I bought this book because the disappearance of Dinah McNicol haunted me for years, I never met her but I was in a band that played Torpedo Town festival that year and I was dismayed to hear afterwards a young person had vanished on her way home, I prayed she would turn up alive but of course she didn't. The chapter in this book about Dinah is therefore especially sad and chilling for me.
I agree with the other reviewers that this is a compelling read with a lot of valuable information on modern policing techniques which hopefully may yet make Tobin one of the 'last British serial killers' (there's a hint in the book this was the original title). There are mercifully only a couple of incidents of `copy and paste' journalism (ie. a `review' of Wikipedia entries) with the emphasis not on biographical details and gore but on changes to police methods in the last forty years and on the advances in psychological profiling of killers. (Along the way I certainly didn't realise Ian Brady is now some sort of professor in criminal psychology and has even published an analysis of the serial killer mindset (he should know I suppose) this book suggests there is a bit of a news black-out in Britain about this and I got the impression the authors couldn't resist 'breaking the embargo').

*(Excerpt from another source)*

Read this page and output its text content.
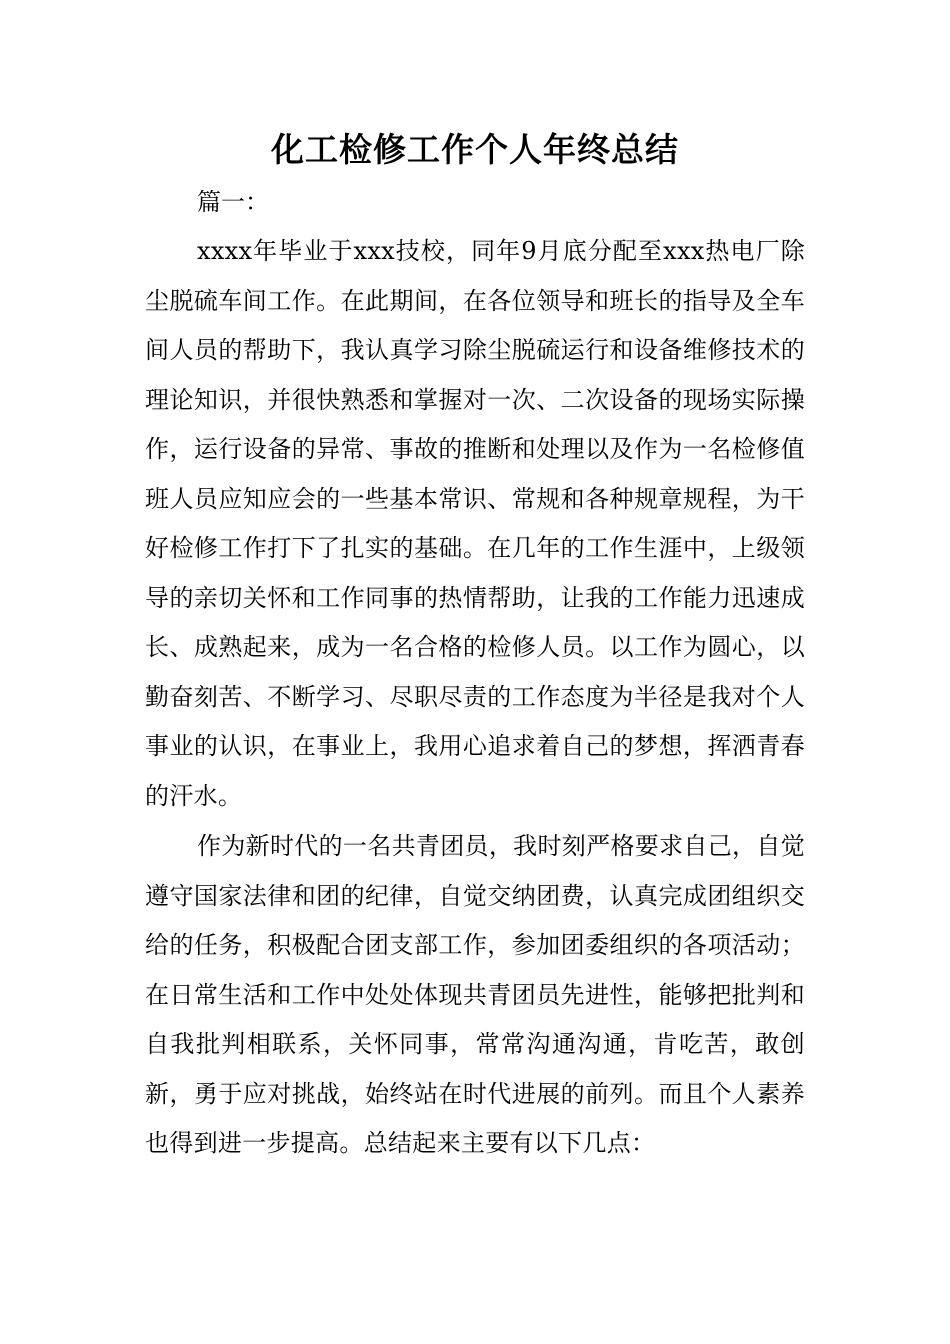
化工检修工作个人年终总结
篇一：

xxxx年毕业于xxx技校，同年9月底分配至xxx热电厂除尘脱硫车间工作。在此期间，在各位领导和班长的指导及全车间人员的帮助下，我认真学习除尘脱硫运行和设备维修技术的理论知识，并很快熟悉和掌握对一次、二次设备的现场实际操作，运行设备的异常、事故的推断和处理以及作为一名检修值班人员应知应会的一些基本常识、常规和各种规章规程，为干好检修工作打下了扎实的基础。在几年的工作生涯中，上级领导的亲切关怀和工作同事的热情帮助，让我的工作能力迅速成长、成熟起来，成为一名合格的检修人员。以工作为圆心，以勤奋刻苦、不断学习、尽职尽责的工作态度为半径是我对个人事业的认识，在事业上，我用心追求着自己的梦想，挥洒青春的汗水。

作为新时代的一名共青团员，我时刻严格要求自己，自觉遵守国家法律和团的纪律，自觉交纳团费，认真完成团组织交给的任务，积极配合团支部工作，参加团委组织的各项活动；在日常生活和工作中处处体现共青团员先进性，能够把批判和自我批判相联系，关怀同事，常常沟通沟通，肯吃苦，敢创新，勇于应对挑战，始终站在时代进展的前列。而且个人素养也得到进一步提高。总结起来主要有以下几点：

In arguing Peter Tobin was Bible John the authors did leave me with a few questions, firstly if Bible John had a stand up row with the manager of the Barrowlands, surely this manager would have then had the clearest recollection of what Bible John looked like rather than the bouncers and the sister in the taxi. There is no mention in the book of the manager being interviewed about this, and what about the taxi driver as well? Nor do the authors reference the fact that, as someone who was then visibly under-25, Tobin (if he was Bible John) might have had difficulty getting into the `over 25s' dances at the Barrowlands.
I enjoyed the book and admit I couldn't put it down, but I feel a possible weakness of this book (and perhaps of a lot of the 'true crime' genre) is its lack of any kind of `feminist' critique, even where the contents suggests one (eg. in the 'cold cases' section). The task in the book of `proving' Peter Tobin was Bible John appears to ignore the welter of violence carried out against women and children between the 1960s and 2000s which the book itself reviews and which was perpetrated by any number of men either as planned campaigns against women or as simple opportunistic hate crimes. For me it is the history of this endemic misogyny which explains a lot about the supposed mystery of Bible John's identity, basically it could have been any one of the casual punters at the Barrowlands at the time (an atmosphere well evoked in the book). Until very recently this misogyny has meant violence against women has largely gone unpunished and has meant to a lot of men, not just Tobin, believing they are above the law. Rape in marriage didn't even become a crime in Britain until 1991, and even today less than 7% of reported rapes lead to convictions (95% aren't reported at all). Female journalists note the police at the Yorkshire Ripper press conferences in the 1970s made jokes about `dirty prostitutes' when the cameras were off moments after having expressed fake sympathy for his victims and appeals for assistance. In the 1960s Calvinist police officers in Glasgow therefore probably shared enough of Bible John's contempt for `adulterous women' to have overlooked obvious clues (including his first murder itself as the book points out) and even if they didn't the wider Glaswegian public probably did.
Sadly serial killers have been able to operate freely in Britain mainly because for a long time police and the wider society didn't care about the welfare of prostitutes, nor about most women and children in general, nor about the poor or the defenceless. As an aside in this book suggests, if the police had bothered regularly interviewing Bathgate's prostitutes about their clients' perversions then perhaps this knowledge about the married Tobin's behaviour would have helped them to take him off our streets decades earlier. God rest the souls of Tobin's victims, all at peace now RIP.